The Gathering.  Sky

The Gathering. Sky

A Story by Robert Brooks
"

After hearing a lovely Metheny piece on my morning commute, I thought of this. Listen to the first two and a half minutes.

"

Listen to The Gathering Sky 

 

Pat and Ludwig glide down the Massachusetts coastline in a dark blue ’73 Torino, with Highway 6A and Mayflower Heights in the rear view.  The windows are open and Pat drives, of course.  The fresh salt air and the not-yet-warm Cape Cod sunshine splash over both of them, and Pat’s silver sunglasses glint East Harbor’s hopeful, blinding reflection.  Underneath the rims beams Pat’s amiable, slightly goofy smile.

 

Ludwig has polished off his second New England lobster roll this morning, succulent, buttery and rife with flavors and textures he’s never known.  Whatever and wherever this “New” England is, the food is way better, and the people nicer - and healthier.

 

“Pat,” begins Ludwig, waving his hand with a flourish over the water, out the car’s window, “my music speaks to people on a grand scale.  If you want to know if it’s possible to distill the grazing pastures high in the Alps, a verdant Teutonic forest, the redolent décolletage of a beautiful young lady, and the indomitable spirit of an entire people in the span of a mere few minutes, without ever saying a word, simply listen to my 7th and you will know that it is!” 

 

Pat’s grin never left his face as he turned to his passenger and nodded gamely and enthusiastically, his salt and pepper mop of hair nodding right along.  At any given moment, someone in the back seat of the Torino would be forgiven for thinking that his next word would always be dude.  Or man.

 

Flaky crumbs stick to the corner of Ludwig’s mouth as he looks at the headliner and ponders, pursing his lips slightly, continuing, “Or hell, even the 5th, too.  Maybe more so.”

 

Pat’s face turns only a little wistful and he faces the windshield again and speaks, with casual Midwest gainliness, “Oh yeah it’s true, man.  Even in your most intimate passages, like the Pathetique, one gets a sense of grounded connectivity even as one feels lofted above it all -organic, and contemporaneous yet timeless.”

 

“Haha!  Ya!”  “And then there’s the Emperor!
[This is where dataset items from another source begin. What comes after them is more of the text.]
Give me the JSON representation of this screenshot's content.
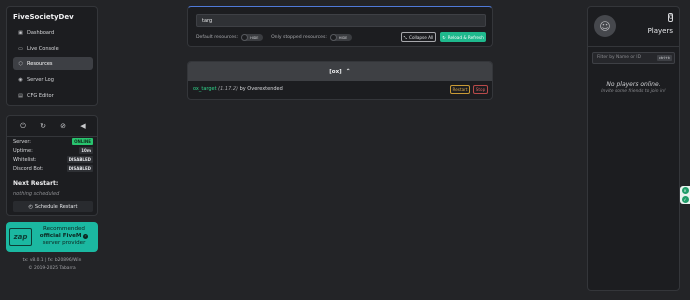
{
  "sidebar": {
    "brand": "FiveSocietyDev",
    "items": [
      {
        "label": "Dashboard",
        "icon": "dashboard-icon"
      },
      {
        "label": "Live Console",
        "icon": "terminal-icon"
      },
      {
        "label": "Resources",
        "icon": "box-icon",
        "active": true
      },
      {
        "label": "Server Log",
        "icon": "eye-icon"
      },
      {
        "label": "CFG Editor",
        "icon": "file-edit-icon"
      }
    ]
  },
  "status": {
    "controls": [
      "power-icon",
      "restart-icon",
      "lock-off-icon",
      "megaphone-icon"
    ],
    "server_label": "Server:",
    "server_value": "ONLINE",
    "uptime_label": "Uptime:",
    "uptime_value": "10m",
    "whitelist_label": "Whitelist:",
    "whitelist_value": "DISABLED",
    "discord_label": "Discord Bot:",
    "discord_value": "DISABLED",
    "next_restart_title": "Next Restart:",
    "next_restart_value": "nothing scheduled",
    "schedule_button": "Schedule Restart"
  },
  "promo": {
    "logo": "zap",
    "line1": "Recommended",
    "line2_bold": "official FiveM",
    "line3": "server provider"
  },
  "footer": {
    "version": "tx: v8.0.1 | fx: b20896/Win",
    "copyright": "© 2019-2025 Tabarra"
  },
  "search": {
    "value": "targ",
    "default_resources_label": "Default resources:",
    "default_resources_toggle": "HIDE",
    "stopped_resources_label": "Only stopped resources:",
    "stopped_resources_toggle": "HIDE",
    "collapse_button": "Collapse All",
    "reload_button": "Reload & Refresh"
  },
  "resources": {
    "group_title": "[ox]",
    "items": [
      {
        "name": "ox_target",
        "version": "(1.17.2)",
        "author": "by Overextended",
        "restart": "Restart",
        "stop": "Stop"
      }
    ]
  },
  "players": {
    "count": "0",
    "label": "Players",
    "filter_placeholder": "Filter by Name or ID",
    "filter_shortcut": "ctrl+k",
    "empty_title": "No players online.",
    "empty_subtitle": "Invite some friends to join in!"
  },
  "colors": {
    "background": "#232427",
    "card": "#1c1d20",
    "online": "#29c46f",
    "accent_green": "#1fb98d",
    "promo": "#1bb8a1"
  }
}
Nothing today comes close.  Well, fine, maybeHendrix.”  Ludwig’s face screws up a little as he affects a countenance of one evaluating melons at a market.  “But let’s face it, in terms of importance and yet accessibility, the Emperor rocks!”

 

Ludwig blinked at that last, not letting himself ponder too much that whatever miracle brought him here and furthermore allowed him even to hear his fellow traveler also gave him rudimentary command of the inner workings and colloquialisms of an unknown, oddly familiar, and admittedly powerful language.

 

Pat hunched closer to the wheel and looked out his window a little. “But Ludes, man, the 9th was a mess.  I mean, what the hell….”

 

Ludwig gave Pat a very characteristic scowl, known to many generations and literally billions of music lovers. 
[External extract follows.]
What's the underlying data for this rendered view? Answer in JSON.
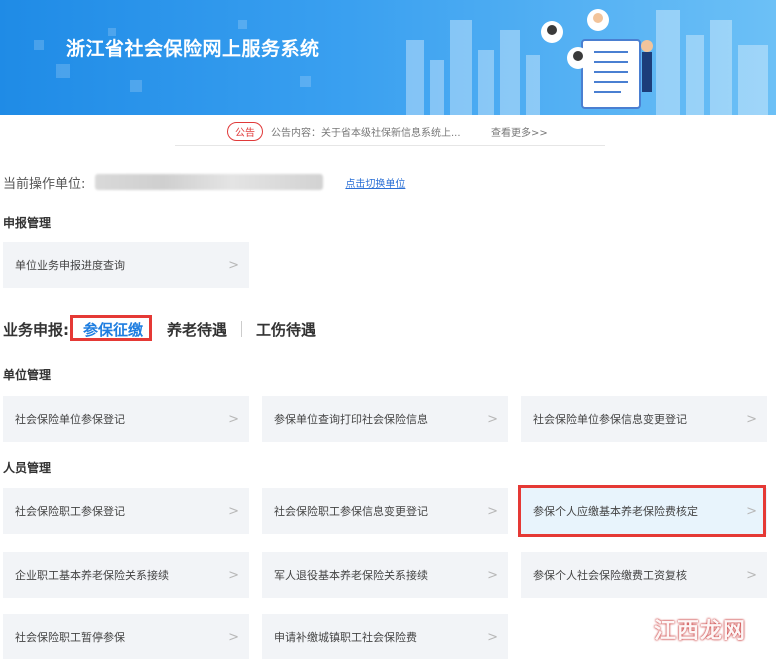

Pat went on, “Ludes, your music moves people by the truckloads.  In a very real sense it isthe journey.   But sometimes it’s important to let the journey be the journey and let the music be the passenger.  And while we proceed on said journey?  We let the passenger provide the inner soundtrack.”

 

Ludwig nodded reflectively, noting with quiet mystified glee that he knew what both a truckload and a soundtrack were.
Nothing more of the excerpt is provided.